Диего преподал мне урок: люди с его заболеванием ничего не «воображают», они на самом деле ощущают все, что внушает им мозг. Больной не скажет: «Мне показалось, что я слышу голоса», он их в самом деле слышит. Это непреложный факт, хотя в звучании слов не задействованы голосовые связки и диафрагма какого-то стоящего рядом человека. Да, никто рядом с галлюцинирующим не разговаривает. Но насколько это существенно в данной ситуации?

Джудит Уиллс тоже считала, что не это главное.

– Главное, насколько эти голоса беспокоят человека, – говорила она. – И чем мы можем ему помочь, если он нас попросит.

– А что, если это как бы голоса его совести или… родителей? В конце концов, мы все нуждаемся в советах со стороны. Только один вспоминает, что ему когда-то говорили, а другой «слышит» чужую речь прямо сейчас. Но каждый человек имеет право… гм… посовещаться.

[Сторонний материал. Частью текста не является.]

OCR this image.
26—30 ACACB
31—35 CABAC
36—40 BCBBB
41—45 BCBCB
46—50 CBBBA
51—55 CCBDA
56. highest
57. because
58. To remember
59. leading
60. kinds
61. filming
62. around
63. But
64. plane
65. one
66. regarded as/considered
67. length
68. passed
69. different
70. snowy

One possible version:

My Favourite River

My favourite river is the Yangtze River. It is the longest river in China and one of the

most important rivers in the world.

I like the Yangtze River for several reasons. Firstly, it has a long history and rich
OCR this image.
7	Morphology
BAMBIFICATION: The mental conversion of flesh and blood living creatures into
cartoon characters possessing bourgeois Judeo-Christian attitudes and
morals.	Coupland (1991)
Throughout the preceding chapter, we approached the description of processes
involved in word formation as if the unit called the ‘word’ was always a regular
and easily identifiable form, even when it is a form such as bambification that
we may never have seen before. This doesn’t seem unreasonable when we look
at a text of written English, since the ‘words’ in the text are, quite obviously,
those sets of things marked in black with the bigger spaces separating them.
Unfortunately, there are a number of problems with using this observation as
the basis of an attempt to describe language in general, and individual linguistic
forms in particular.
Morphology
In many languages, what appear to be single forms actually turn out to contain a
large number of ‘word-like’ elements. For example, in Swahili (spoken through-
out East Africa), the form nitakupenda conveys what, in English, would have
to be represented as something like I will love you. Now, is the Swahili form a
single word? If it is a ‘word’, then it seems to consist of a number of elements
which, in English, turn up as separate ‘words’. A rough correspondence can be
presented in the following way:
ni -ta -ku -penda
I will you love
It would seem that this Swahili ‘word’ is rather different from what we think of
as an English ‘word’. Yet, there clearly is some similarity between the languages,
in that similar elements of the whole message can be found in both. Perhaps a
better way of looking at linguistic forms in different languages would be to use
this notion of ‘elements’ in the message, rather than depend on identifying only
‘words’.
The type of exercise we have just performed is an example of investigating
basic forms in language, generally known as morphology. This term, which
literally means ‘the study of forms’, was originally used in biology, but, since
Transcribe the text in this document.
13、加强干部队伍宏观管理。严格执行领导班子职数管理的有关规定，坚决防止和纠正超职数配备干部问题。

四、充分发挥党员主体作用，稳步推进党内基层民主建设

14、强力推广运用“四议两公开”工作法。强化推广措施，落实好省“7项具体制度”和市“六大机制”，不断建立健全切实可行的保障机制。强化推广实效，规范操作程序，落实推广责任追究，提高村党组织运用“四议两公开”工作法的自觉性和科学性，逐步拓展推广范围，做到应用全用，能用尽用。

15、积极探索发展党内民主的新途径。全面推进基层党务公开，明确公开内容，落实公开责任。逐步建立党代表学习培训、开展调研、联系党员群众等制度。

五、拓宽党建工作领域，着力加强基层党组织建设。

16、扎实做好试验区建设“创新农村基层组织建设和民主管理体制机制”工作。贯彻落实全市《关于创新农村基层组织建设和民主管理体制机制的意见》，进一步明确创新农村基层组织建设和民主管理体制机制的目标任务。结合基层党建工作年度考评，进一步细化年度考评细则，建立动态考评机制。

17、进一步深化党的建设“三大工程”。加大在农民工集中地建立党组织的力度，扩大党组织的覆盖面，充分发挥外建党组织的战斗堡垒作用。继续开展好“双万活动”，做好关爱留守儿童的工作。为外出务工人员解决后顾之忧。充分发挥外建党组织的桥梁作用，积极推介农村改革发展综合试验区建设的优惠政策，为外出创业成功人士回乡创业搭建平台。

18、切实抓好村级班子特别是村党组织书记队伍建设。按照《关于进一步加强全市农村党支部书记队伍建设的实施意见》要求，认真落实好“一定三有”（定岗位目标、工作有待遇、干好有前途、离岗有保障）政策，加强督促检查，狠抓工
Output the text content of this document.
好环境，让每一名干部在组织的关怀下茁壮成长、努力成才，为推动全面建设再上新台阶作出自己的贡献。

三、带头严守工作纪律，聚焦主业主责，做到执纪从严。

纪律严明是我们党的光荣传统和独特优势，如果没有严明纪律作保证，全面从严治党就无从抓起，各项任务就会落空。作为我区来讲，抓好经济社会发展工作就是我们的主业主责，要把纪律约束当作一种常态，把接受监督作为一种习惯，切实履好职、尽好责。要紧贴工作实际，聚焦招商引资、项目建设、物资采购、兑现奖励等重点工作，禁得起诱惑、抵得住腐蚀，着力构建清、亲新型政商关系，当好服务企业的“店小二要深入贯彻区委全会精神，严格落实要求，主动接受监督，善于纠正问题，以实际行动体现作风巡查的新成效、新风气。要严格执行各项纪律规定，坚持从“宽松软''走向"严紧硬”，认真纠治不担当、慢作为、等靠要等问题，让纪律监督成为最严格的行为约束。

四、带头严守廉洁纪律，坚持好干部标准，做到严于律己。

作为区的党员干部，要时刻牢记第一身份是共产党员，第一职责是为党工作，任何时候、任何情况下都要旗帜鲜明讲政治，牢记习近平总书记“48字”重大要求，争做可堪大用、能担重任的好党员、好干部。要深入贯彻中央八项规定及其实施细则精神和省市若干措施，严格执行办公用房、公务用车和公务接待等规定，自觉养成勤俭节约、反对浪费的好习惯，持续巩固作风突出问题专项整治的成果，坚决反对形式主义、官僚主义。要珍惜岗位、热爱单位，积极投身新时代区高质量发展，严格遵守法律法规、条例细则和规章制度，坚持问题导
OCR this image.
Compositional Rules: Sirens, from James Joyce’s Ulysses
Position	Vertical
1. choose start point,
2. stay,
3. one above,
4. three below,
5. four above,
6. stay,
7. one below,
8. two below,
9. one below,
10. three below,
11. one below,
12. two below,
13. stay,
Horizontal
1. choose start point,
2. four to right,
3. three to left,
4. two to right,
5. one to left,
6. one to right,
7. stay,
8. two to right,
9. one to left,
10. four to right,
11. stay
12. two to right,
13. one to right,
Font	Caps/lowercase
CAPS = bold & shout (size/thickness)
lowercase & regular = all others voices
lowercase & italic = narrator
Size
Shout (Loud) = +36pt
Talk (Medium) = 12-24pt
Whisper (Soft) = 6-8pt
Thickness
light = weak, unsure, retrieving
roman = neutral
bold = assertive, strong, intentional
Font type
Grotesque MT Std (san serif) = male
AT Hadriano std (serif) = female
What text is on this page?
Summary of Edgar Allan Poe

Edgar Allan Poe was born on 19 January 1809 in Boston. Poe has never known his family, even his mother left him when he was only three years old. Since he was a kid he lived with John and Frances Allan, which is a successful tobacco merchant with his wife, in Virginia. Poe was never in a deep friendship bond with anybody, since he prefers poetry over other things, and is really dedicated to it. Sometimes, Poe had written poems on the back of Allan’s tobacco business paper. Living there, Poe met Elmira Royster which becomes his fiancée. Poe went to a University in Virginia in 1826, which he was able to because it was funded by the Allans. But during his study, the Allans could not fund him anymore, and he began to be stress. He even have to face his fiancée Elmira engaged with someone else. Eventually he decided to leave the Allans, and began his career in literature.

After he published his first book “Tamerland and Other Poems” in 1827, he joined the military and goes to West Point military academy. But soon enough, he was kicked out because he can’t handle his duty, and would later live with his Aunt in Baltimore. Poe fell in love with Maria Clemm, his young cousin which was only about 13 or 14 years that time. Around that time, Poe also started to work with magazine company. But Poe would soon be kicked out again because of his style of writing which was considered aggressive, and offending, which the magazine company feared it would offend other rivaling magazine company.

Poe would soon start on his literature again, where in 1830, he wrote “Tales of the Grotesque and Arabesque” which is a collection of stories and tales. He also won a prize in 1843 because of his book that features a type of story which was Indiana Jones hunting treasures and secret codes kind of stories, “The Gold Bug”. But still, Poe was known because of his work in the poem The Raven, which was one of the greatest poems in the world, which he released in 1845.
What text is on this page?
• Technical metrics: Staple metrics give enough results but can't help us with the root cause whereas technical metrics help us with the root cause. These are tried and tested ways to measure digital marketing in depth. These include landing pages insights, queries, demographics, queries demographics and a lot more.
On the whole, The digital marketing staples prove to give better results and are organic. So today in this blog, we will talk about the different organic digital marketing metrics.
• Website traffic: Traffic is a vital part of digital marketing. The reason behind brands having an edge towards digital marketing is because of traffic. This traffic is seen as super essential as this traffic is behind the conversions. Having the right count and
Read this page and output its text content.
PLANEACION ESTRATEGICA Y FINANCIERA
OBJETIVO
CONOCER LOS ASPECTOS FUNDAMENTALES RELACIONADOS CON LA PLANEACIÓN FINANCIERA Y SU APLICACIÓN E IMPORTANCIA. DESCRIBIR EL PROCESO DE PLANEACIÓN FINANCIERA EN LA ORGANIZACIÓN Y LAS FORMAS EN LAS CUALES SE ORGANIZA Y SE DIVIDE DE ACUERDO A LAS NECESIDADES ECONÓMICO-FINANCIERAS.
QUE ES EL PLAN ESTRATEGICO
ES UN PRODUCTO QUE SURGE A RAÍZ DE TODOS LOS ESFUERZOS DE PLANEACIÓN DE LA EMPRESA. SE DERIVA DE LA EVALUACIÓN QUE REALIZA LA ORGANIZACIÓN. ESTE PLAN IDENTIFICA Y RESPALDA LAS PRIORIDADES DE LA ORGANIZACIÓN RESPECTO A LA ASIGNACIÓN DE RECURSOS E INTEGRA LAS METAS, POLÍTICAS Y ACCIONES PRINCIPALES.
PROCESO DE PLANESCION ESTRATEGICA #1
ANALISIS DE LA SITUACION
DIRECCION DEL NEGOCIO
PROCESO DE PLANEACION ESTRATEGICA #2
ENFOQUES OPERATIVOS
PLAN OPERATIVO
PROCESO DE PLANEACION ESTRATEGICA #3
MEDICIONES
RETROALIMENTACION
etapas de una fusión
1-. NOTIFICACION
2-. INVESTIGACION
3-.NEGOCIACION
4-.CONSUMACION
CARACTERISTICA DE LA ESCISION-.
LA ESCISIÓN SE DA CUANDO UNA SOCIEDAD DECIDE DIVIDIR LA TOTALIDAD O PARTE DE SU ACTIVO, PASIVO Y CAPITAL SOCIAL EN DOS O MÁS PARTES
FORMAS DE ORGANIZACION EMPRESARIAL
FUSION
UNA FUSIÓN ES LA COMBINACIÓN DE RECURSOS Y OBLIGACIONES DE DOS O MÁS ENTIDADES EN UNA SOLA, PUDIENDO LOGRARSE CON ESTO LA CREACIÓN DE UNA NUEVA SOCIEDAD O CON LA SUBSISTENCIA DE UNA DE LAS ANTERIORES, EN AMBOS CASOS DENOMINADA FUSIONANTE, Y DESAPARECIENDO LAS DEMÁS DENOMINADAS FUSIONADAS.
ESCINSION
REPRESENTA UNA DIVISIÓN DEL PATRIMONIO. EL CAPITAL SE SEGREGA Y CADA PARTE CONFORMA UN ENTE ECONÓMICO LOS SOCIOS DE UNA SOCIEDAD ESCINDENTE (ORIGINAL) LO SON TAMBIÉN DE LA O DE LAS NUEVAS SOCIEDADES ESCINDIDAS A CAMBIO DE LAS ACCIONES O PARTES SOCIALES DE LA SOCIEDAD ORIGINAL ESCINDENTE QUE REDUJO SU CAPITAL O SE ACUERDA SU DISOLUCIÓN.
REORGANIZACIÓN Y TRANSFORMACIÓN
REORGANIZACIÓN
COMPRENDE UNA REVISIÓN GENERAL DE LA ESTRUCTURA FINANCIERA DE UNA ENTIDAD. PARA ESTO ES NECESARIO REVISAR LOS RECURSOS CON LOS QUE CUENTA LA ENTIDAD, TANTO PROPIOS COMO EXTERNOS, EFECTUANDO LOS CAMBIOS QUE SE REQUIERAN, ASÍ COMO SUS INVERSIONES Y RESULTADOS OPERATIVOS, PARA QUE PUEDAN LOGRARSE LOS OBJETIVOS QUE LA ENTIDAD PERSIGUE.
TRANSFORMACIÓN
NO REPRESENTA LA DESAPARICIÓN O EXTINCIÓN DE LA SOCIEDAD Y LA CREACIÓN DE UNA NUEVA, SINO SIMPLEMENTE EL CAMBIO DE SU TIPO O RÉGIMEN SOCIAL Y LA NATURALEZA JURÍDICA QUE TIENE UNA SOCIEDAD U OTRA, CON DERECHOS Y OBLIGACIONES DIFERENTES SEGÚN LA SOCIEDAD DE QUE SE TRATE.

Джудит грозно на меня посмотрела.

– Хочешь сказать, что это совесть и покойная матушка присоветовали Диего пройтись нагишом вокруг фонтана?

– Я говорю в принципе, а не про отдельный эпизод. Но вряд ли иллюзорный голос способен поднимать темы, совсем чуждые больному. Скорее всего, монолог формируется на основании опыта самой личности. Если взять вербальный уровень, то голос использует слова и фразы, понятные слушателю.

– Мы должны спросить об этом самого слушателя.

– Говоря фигурально, совершить вторжение в заповедные глубины его естества. Но вторжение должно быть деликатным. Это не то что латать рану. Это попытка восстановить личность Диего, залатать саму душу.

В те годы возможность вмешиваться в глубинные психические процессы оставалась исключительно гипотетической. Не существовало способов даже просто остановить то, что бушевало в больном мозгу Диего. Какое уж там изменить… Я прочел в статьях, что во Франции появилось лекарство, которым можно приглушить интенсивность пугающих галлюцинаций, но для тихих больных, как Диего, никаких обнадеживающих перспектив не маячило. Все та же инсулиновая терапия, чтобы вогнать больного в глубокую кому. Или оперативное вмешательство: под местной анестезией подвести через глазницу к лобной доле мозга металлический щуп и перерезать парочку нервных волокон. После качественной лоботомии, осуществленной опытным хирургом, пациент становится более управляемым. Но даже эти радикальные методы не приносили серьезного улучшения, не говоря уже о полном исцелении.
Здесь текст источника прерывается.